Ah, Literary Fiction. The hallowed pedestal of writing. These are the books you would read in a University English class, as opposed to picking up from the pop-culture section of the shelves. They are Novels full of depth, gravitas and insights on the human experience. Oh and metaphors.
Literary Fiction is all about the new and dizzying heights that evocative writing can bring to the reader. Does this shining beacon of literature have clichés? You bet it does.
Each trope is accompanied by a book recommendation that uses it well, as opposed to falling into the trope trap.
1.Eye color indicates everything you need to know about the character. If they have crystal blue eyes we know they’re pure and innocent and waif-like. Cold blue eyes means they’re the villain or have something to hide. Green or hazel eyes equals quirky, unique fairy. Grey eyes denote the bad guy or someone with a closed off, steely personality. And the brown-eyed character in the story must be practical, earthy, someone you can trust.
If the author mentions something like silver or purple eyes you’ve probably wandered into a thicket of fanfiction.

Whatever color this is means you’re in Supernatural. Run away while you still have some happiness left.
2. Dysfunctional Family Saga. “Every unhappy family is unhappy in its own way,” says Leo Tolstoy. He wasn’t around to see the genre of Literary Fiction become a thing, or he would have known that every unhappy family will end up in the fiction section.
The parents will have issues. Someone will be an alcoholic. One or more of the kids may be flirting with drugs. The ones that seem to have it together have NOTHING together, not really. No one will have a healthy sexual relationship. Devastating accusations will be thrown that will seems to shatter the family beyond repair. Kooky Aunt Betty will be kooky. Food will be cooked and eaten in tense silence. Basically, everyone is a hot mess.

Isn’t this cozy
3. Childhood Memories (with bonus body of water). What would literary fiction be without childhood memories? A lot shorter, that’s what it would be.
Unhappy childhood memories abound, and something about water just jerks these people back. Ponds, creeks, rivers, definitely the ocean. All of these characters grew up by water somehow and something life altering and suitable for flashbacks happened there. What about people who grew up in the middle of the desert? No childhood memories for them until they move near some water.

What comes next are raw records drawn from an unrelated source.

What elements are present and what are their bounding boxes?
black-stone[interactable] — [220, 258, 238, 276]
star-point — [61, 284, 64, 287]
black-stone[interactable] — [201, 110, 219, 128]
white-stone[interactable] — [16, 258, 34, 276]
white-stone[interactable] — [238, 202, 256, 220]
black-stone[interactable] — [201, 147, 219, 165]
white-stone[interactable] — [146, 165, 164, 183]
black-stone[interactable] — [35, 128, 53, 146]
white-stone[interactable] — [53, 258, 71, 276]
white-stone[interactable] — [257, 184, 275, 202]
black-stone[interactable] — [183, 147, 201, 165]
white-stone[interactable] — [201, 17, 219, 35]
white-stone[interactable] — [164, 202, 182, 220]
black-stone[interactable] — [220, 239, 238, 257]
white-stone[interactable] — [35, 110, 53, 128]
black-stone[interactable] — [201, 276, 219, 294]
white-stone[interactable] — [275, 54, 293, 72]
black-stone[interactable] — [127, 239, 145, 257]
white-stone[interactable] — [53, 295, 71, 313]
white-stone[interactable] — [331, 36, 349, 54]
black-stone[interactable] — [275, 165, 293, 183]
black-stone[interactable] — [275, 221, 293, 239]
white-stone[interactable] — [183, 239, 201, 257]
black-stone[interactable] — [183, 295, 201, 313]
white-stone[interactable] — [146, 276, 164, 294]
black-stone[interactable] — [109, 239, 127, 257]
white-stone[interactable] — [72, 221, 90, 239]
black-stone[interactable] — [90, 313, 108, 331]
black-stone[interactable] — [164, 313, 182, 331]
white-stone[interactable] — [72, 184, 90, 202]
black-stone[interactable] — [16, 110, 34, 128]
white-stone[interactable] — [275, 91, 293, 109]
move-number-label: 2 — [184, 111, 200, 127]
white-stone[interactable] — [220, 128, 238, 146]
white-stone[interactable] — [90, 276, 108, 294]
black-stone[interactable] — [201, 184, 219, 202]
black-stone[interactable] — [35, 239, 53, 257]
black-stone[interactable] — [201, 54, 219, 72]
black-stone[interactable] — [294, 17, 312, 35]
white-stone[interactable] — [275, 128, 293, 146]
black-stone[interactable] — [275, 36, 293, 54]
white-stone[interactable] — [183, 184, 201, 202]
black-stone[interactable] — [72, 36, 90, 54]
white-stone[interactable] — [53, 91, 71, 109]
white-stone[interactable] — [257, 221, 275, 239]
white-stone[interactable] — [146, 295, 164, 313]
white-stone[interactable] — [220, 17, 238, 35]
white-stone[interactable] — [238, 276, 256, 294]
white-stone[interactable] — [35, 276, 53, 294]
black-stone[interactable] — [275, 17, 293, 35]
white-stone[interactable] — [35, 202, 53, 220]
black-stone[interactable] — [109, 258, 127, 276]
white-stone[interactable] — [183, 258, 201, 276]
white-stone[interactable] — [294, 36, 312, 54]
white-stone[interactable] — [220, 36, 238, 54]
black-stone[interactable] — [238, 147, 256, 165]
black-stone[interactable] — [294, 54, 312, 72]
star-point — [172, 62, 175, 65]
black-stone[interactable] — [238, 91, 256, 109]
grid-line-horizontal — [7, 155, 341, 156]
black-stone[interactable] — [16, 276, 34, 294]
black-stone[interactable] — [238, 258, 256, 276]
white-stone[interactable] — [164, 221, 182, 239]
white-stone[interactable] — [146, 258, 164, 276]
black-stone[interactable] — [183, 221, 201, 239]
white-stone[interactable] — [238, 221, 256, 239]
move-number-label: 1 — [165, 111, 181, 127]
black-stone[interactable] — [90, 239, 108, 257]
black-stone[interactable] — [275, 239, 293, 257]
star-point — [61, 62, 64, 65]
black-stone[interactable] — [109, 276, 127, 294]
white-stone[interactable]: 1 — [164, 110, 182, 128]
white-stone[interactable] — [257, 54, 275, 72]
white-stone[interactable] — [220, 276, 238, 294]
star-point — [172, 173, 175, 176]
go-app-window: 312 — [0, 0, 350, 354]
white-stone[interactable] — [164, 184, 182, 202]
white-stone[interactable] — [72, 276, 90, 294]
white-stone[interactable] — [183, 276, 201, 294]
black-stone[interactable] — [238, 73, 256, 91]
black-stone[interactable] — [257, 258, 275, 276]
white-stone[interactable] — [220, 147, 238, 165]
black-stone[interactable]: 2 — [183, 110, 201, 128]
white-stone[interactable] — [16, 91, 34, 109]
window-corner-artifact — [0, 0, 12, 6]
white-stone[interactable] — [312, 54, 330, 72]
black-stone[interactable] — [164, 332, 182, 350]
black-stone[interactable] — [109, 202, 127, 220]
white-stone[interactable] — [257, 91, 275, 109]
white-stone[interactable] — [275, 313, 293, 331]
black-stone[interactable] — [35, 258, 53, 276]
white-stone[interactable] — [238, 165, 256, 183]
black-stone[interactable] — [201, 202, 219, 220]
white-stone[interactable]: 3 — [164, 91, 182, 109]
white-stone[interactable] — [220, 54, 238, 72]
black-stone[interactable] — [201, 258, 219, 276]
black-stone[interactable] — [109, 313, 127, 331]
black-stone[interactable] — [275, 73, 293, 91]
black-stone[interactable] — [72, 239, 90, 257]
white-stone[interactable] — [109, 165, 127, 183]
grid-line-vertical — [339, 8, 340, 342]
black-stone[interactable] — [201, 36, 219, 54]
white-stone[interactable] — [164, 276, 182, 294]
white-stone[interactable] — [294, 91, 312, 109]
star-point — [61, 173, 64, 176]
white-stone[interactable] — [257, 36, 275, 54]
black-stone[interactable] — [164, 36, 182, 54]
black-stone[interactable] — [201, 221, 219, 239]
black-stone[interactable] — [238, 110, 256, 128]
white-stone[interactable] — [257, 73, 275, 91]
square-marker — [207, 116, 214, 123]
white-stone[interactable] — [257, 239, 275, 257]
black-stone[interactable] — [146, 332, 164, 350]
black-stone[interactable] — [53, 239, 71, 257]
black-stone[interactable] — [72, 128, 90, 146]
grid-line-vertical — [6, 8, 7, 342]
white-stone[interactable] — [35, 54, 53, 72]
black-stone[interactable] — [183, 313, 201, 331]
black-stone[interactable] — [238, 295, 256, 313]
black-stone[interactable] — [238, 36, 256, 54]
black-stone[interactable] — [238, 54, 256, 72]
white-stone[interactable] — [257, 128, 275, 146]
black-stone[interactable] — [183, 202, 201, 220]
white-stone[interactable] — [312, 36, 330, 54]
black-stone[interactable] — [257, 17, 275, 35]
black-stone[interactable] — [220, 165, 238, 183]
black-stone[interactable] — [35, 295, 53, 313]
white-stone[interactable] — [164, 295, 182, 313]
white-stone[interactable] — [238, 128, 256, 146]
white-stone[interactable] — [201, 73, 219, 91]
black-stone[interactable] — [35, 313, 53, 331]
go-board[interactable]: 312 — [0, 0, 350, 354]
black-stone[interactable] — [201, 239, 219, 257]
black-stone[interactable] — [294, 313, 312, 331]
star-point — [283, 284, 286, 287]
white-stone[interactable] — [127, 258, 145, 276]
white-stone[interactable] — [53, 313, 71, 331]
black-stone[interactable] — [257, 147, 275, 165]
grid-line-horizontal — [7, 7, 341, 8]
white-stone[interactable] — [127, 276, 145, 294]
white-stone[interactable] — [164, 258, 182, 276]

childhood memories coming to squash her flat
4. Someone Died. That’s the Plot. We know who, because we read the book description, the only question remaining to be answered is what that death will mean for all of the characters in the novel. The main character just lost someone and they will spend the book reflecting on the loss until they have an epiphany when they break a cup or drive by a barking dog or something.

Literary Fiction life hack. Don’t spread ashes when it’s windy
5. The Title is a Metaphor And 99.9% of the time it will include the words ‘The’ followed by ‘a Novel’.
Anyway, once you have read through ‘The Lake of My Childhood: a Novel’ and taken all of the darts the author throws your way (what with all the deaths and the needle-sharp prose) you close the book and consider the lessons it taught you. And right there on the cover glares that title, the one that seemed vague and incomprehensible but somehow pretty when you bought the book. And it turns out that title was a metaphor. The settings were a simile. The main character’s love of coca-cola was an allegory. Every stinky sock dropped on the floor symbolized something. This is Literary fiction. Everything is a metaphor.

His toothbrush . . . was a metaphor
6. Adverbs and Adjectives and Alliteration, oh My! This genre is all about the descriptive language remember. Purple prose or perish. If thrillers are the modern minimalist end of fiction then the gilded, gothic slot is definitely filled by literary fiction.
In the quest for evocative language some of the authors include . . . a tad too much. In this genre, more than any other, you are judged by your writing and it takes some real talent to walk that line between gripping prose and dripping adjectives.

Authentic depiction of an author, waiting for their novel to show up on Goodreads all covered in judgement
7. Killing Off The Mentor. Is someone in the book the heart and soul of a group? The one who keeps the other characters human when everything around them has gone wrong? Perhaps . . . the dearly loved older mentor? *author rubs hands together in a threatening manner*
Hello, my name is The Author. Prepare for that character to die. At the most emotionally destructive moment, when the author needs to make it clear that they can seduce you into loving a character enough to care whether they live or die, they will be killed off.

If George R.R. Martin kills Daenerys I’ll burn his beard off.